Though circumstances prevented it from happening Saturday, Dec. 10, the Charlie and Hazel Daniels Veterans and Military Family Center and its director, Hilary Miller, found a solution: Bring commencement to the Murfreesboro, Tennessee, family.
Wearing their academic regalia, MTSU President Sidney A. McPhee and Deb Sells, vice president of Student Affairs, joined Miller and Brad Trotter, an aspiring attorney who will graduate summa cum laude with a Political Science degree (pre-law concentration), for a gathering at the Daniels Center in Keathley University Center.
Looking on were proud parents Chaz and Wendy Trotter, with mom noting that the Daniels Center “really went all out to make sure we had a special ceremony here that Chaz could take part in.”
The center’s mission is to provide transition services for veterans and their families as they return to civilian life after military service but expands to include anyone — in this case a dependent — with a need.
“We’re excited they contacted us when they had a special need for graduation and that they are willing to share their story, so that others know that if they have a nontraditional need that they can contact the Daniels Center to clear the way,” said Miller, who, along with the Daniels Center, provided a double chocolate cake for the occasion.
McPhee congratulated Brad Trotter when they met inside the Daniels Center, then the president presented him with a diploma and posed for other photographs in the hallway.
“Oh, this is just what we come to work every day for, is to have these kinds of moments with students and their families,” said Sells, who also is vice provost for Enrollment and Academic Services. “It means a lot.
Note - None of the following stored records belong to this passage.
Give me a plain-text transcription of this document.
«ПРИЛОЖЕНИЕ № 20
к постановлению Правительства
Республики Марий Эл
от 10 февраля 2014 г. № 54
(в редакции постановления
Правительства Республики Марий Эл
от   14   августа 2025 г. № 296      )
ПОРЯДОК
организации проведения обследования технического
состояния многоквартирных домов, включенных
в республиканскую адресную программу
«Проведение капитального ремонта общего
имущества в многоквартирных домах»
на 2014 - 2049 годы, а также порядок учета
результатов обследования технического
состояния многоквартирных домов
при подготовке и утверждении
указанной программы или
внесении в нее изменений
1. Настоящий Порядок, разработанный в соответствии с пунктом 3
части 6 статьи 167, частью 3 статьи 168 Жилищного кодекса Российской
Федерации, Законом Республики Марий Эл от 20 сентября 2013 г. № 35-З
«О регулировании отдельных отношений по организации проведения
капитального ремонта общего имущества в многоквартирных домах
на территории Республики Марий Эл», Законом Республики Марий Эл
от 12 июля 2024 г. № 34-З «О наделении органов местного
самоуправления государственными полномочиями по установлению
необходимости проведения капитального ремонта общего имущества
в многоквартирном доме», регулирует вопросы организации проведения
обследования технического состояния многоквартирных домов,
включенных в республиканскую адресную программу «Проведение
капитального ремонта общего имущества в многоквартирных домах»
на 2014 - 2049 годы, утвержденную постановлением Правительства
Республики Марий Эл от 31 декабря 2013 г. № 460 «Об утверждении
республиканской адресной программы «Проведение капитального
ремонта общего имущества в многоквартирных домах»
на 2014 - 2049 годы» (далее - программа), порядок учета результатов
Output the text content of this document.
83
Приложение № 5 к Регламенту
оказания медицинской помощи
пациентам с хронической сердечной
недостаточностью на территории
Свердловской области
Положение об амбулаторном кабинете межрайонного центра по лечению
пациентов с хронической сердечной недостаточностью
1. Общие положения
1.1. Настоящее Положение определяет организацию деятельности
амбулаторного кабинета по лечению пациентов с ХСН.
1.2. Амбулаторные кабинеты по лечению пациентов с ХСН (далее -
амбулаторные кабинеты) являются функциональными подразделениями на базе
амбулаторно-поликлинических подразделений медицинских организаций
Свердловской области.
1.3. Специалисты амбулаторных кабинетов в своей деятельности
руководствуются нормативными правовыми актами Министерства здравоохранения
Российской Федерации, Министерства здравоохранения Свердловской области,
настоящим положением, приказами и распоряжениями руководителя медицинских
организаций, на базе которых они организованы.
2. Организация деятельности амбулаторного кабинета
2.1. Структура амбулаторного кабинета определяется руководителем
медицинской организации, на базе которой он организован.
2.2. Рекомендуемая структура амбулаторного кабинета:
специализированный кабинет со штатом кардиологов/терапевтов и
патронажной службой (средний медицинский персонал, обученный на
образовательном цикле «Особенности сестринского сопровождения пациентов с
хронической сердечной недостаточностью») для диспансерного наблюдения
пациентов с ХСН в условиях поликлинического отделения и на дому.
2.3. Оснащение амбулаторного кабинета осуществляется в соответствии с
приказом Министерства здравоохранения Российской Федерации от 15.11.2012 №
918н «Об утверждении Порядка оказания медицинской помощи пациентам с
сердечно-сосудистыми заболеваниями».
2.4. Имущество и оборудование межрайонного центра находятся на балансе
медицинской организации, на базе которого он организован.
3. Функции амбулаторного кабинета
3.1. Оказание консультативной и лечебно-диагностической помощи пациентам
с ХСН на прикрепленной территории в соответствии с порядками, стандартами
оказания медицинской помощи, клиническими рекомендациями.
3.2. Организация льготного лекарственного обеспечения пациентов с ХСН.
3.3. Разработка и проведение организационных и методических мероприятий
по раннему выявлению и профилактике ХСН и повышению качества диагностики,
Makes all our work worthwhile.”
Hard work and dedication paid off for Brad Trotter, 23, who achieved Eagle Scout status in 2017 and plans to take his Law School Admission Test, or LSAT, again in 2023 with Daniels Center guidance. Reaching graduation, he said he “never left points on the table, never left assignments unfinished, I attended every class religiously. I just wanted to be on top of things.”